Last Friday, U.S. Health and Human Services Secretary Mike Leavitt sent a letter to the American Board of Obstetrics and Gynecology, with a copy to the American College of Obstetricians and Gynecologists.

Leavitt said he was concerned about an ethics committee statement from ACOG in November stating that doctors should either be prepared to perform "standard reproductive services" or else refer those patients to someone who will.

Leavitt's letter said he was even more concerned that the Ob/Gyn board had made adherence to that policy a requirement for certification.

Pro-life Ob/Gyns complained that that would require them to make abortion referrals, something they morally opposed. And in his letter, Leavitt said that could violate federal laws protecting health workers' conscience rights.

But Norman Gant, executive director of the certifying board, says HHS got it all wrong.

"They took two and two and came up with five," he said.

Gant, who didn't respond sooner because he was out of the office, backed up what ACOG spokesman Gregory Phillips said Tuesday, which is that the ethics committee opinion regarding referrals is not a binding portion of the college's ethics code, and therefore not a factor in the decision about board certification.

"We do not restrict access to our exams for anyone applying for initial certification, or maintenance of certification, based on whether they do or do not perform an abortion," Gant said. "We do not base this upon whether they do or do not refer patients to an abortion provider if they do not choose to do abortions."
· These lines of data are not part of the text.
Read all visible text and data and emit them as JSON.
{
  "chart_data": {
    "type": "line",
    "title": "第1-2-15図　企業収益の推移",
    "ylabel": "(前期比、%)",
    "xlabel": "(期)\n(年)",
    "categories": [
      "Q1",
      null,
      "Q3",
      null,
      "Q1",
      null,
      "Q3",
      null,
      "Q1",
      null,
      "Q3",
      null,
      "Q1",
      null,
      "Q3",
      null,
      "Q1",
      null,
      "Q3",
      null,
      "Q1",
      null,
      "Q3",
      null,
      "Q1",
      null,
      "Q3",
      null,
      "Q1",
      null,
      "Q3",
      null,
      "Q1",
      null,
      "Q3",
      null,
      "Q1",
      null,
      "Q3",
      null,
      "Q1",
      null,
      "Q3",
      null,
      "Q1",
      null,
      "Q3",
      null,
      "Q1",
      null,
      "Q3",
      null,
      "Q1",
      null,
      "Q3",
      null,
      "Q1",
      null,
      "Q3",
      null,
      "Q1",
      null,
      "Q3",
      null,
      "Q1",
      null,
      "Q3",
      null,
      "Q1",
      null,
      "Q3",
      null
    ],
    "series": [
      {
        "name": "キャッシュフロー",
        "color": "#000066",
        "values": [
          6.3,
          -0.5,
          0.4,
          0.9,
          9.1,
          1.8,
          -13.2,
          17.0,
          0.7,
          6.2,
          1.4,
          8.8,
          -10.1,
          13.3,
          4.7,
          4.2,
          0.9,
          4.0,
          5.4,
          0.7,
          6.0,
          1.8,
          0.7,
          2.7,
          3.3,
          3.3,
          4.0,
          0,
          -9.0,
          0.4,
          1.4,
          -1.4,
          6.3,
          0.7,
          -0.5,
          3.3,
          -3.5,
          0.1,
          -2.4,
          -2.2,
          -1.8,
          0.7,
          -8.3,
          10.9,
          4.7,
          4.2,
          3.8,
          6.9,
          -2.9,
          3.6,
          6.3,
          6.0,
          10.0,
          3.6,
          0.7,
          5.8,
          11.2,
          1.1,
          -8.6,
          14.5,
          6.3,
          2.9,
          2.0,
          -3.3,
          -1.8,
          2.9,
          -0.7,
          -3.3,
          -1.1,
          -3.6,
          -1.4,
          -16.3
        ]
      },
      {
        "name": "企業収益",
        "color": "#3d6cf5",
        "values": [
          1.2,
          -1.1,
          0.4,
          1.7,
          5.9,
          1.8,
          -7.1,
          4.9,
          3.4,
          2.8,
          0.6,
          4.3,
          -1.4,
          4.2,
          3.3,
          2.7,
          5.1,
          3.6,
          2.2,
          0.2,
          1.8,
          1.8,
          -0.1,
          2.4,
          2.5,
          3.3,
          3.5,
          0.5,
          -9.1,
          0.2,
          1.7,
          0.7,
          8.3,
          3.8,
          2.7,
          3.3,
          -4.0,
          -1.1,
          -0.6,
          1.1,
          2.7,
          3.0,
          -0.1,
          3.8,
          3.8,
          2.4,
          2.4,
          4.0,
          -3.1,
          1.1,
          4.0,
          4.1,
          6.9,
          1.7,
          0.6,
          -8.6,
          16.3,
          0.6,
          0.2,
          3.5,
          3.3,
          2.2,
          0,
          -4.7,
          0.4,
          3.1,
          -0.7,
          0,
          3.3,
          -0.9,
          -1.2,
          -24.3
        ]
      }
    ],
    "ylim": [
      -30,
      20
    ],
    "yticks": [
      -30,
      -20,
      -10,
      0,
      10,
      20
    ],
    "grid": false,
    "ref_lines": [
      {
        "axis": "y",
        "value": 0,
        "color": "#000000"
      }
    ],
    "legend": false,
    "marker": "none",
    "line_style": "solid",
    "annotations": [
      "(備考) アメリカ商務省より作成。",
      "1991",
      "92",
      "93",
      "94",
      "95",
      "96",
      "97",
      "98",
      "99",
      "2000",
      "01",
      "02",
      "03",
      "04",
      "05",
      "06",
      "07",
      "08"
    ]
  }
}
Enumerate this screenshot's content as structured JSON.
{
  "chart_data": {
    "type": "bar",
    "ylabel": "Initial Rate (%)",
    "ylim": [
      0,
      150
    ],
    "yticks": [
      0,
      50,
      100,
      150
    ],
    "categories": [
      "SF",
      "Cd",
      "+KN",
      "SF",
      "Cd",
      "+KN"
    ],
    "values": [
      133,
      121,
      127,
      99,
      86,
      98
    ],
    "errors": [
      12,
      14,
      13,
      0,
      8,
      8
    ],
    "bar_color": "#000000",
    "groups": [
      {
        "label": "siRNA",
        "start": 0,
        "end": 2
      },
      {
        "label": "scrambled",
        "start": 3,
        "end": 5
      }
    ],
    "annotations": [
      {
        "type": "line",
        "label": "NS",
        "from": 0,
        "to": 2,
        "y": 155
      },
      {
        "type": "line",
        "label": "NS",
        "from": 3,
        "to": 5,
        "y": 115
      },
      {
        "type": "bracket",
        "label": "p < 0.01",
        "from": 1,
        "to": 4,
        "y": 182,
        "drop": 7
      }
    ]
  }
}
Gant said he dictated a letter back to Leavitt to that effect Wednesday. He added that the board has long respected the fact that its members disagree on the abortion issue — more than a decade ago it removed abortion from the list of cases to be used in oral exams.

On the other hand, Gant, himself an Ob/Gyn, said he personally had no problem with the November ethics statement, particularly the idea that Ob/Gyns should be ethically bound to provide contraception.

Apparently the Bush administration doesn't agree.

In an interview Tuesday, Principal Deputy Assistant Secretary for Health Don Wright said HHS would be relieved to find that the certifying board isn't using the ethics statement for certification decisions. As for the college, "We would still hope that they would revisit their position," Wright said.

HHS spokesman Kevin Schweers said the department would have no further comment until it receives the board's written response.